When you combine this with the fact that we are wired to notice negative things in preference to positive things, it is no surprise that life and business is such a stressful thing. Fortunately, this can be reversed and, with practice, we can become more aware, less sensitive to the negative and this opens us to the opportunities that are out there but being ignored by everybody else!


Taking responsibility for the situation is the second and equally important step. If you do not, then who will? It may seem obvious but how often have you walked on by, determined that “someone” should do something.

Our survival instincts often encourage us against action for what it presents as very logical reasons linked to survival instincts:

  • we’re already busy, to do more is to risk overload and stress;
  • to do things differently increases uncertainty about the future and increases risk;
  • you might do something wrong or fail, this will attack your self-esteem and may challenge your status in the practice;
  • you might be criticised or blamed for the outcome with your very sense of self being challenged;
  • you might be seen to be unfair, one of the key social drivers for the brain.

The list can go on and on all day and they are great reasons to procrastinate or do nothing at all but as the famous quote says, “Changing yourself may be very difficult but changing somebody else is virtually impossible”, and as long as you are properly aware of the situation procrastination is probably not a good option if you want to get the results you want.


Making the actual commitment to “do something” is, of course critical. Without it, nothing will change; with it, something will change and how good the outcome is up to you.

It is also important to consider the quality of the commitment. Often, in business, I meet with clients who want great results, present huge enthusiasm and then take no action. Usually, the same internal barriers described above are at play and if you do not address them now then you might as well not start.

Language is really important here: is the person quiet, confident and clearly taking responsibility for the situation or are they using words like “try”, “attempt”, “hope”, etc.

Making a public commitment makes a huge difference to potential success, use it to place a line in the sand, to silence your own internal gremlins and to garner support from your practice staff and wider social support structures.

Two of the biggest gremlins to challenge are the “We don’t have the time” and “We don’t have the money”. Both are excuses for inaction that have become socially acceptable in the current economic market. By challenging them head on, better projects and outcomes are achieved.


Often, action is seen as the most difficult part of the process but the opposite should be true. If you have “SMART”ly identified the outcomes you want, made yourself aware of the REAL situation, taken responsibility for moving things forward and made a commitment to a successful outcome, then the action bit becomes the fun bit.

Of course, your internal gremlins may still be whispering in your ear and your carefully crafted plan is unlikely to remain in its pristine state beyond the first day but, by following the process, you are prepared, capable and confident enough to duck and weave your way to success.
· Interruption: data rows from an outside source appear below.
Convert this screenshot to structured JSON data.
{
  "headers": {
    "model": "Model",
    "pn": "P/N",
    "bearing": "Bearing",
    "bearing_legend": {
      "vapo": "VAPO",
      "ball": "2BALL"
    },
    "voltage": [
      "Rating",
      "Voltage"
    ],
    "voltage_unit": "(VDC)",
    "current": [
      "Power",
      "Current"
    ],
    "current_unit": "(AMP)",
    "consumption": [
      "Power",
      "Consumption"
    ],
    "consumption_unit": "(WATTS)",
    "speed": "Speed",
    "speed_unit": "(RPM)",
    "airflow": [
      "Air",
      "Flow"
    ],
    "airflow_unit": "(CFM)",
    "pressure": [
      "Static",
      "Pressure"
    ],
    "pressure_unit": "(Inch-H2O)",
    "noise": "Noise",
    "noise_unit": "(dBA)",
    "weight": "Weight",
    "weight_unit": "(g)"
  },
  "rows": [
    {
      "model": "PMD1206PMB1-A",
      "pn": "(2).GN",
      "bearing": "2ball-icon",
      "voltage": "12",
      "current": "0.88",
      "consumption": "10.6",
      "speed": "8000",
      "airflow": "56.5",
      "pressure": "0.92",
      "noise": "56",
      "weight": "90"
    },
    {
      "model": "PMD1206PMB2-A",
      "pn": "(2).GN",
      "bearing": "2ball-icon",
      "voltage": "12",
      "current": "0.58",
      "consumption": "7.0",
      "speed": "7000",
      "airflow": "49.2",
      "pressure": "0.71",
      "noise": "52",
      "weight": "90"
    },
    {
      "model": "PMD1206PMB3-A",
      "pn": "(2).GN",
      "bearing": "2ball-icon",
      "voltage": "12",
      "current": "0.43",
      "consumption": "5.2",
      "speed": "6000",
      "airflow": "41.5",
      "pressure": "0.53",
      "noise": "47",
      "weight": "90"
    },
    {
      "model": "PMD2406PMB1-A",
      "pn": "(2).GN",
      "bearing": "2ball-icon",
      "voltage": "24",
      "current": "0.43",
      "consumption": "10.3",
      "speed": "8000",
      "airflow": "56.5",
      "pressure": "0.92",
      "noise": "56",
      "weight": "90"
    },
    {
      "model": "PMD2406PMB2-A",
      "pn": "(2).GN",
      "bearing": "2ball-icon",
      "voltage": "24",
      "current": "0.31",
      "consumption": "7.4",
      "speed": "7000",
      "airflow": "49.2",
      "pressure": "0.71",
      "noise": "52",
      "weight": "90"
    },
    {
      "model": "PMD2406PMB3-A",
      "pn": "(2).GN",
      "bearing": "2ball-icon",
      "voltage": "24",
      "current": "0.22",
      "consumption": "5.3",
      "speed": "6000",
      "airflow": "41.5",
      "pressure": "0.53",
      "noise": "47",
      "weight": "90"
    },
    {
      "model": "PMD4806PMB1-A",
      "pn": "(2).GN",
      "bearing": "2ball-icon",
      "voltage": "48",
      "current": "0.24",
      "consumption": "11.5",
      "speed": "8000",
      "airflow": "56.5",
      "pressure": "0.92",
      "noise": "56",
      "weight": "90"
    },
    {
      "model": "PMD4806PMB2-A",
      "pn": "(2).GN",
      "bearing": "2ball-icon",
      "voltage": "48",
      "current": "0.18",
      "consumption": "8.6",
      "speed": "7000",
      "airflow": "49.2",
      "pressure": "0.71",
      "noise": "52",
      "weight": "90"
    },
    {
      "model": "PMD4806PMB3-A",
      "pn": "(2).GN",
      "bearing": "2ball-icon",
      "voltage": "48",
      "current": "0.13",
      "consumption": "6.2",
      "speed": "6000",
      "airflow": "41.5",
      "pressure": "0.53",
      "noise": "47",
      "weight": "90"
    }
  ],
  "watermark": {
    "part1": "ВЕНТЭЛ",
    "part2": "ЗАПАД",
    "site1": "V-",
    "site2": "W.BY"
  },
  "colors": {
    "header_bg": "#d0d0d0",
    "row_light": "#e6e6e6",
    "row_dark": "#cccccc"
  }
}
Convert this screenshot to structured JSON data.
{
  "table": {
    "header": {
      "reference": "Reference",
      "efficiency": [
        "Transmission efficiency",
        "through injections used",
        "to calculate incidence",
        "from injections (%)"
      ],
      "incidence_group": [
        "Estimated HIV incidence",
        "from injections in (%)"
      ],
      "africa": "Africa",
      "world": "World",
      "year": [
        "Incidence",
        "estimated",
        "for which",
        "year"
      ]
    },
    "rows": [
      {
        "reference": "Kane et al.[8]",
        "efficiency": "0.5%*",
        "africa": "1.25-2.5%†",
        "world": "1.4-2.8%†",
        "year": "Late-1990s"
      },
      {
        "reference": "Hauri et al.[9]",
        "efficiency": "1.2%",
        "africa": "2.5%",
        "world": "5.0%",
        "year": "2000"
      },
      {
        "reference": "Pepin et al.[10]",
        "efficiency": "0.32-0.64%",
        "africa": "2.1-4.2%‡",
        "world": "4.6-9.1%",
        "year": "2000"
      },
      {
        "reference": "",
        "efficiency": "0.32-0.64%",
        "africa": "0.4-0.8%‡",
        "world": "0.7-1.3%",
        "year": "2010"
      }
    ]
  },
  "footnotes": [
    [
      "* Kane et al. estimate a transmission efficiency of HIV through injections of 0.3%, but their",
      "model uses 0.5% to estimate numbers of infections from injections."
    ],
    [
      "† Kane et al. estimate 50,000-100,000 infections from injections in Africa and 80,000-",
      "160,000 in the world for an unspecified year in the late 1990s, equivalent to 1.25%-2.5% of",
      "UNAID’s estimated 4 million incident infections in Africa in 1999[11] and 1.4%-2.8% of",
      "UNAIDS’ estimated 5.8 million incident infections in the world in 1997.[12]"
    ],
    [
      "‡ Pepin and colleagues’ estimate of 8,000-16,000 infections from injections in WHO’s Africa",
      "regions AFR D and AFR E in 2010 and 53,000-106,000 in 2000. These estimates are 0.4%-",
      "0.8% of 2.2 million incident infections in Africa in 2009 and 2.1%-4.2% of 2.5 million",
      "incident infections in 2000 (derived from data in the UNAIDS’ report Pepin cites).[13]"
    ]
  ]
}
I have shown the results as the final step in the process but of course it is also the first. The very first step in the process is to carefully and clearly define the results you wish to achieve.

Many businesses bypass this step and rush to action but how can you define whether you have reached your destination if you haven’t even decided where you want to go in the first place? Clearly defining the outcomes is essential because that clear vision will push you in the direction you need to go.

Many of the barriers to change processes are internal barriers within the participants and even the person whose idea it was. A good process often means working with someone to develop approaches and this simple model could be applied equally well to any business challenge.

Lastly, it should be mentioned that in addition to achieving the desired results, this model also nurtures the development of Response Ability and Capabilities which can then be used into the future, making other changes much easier.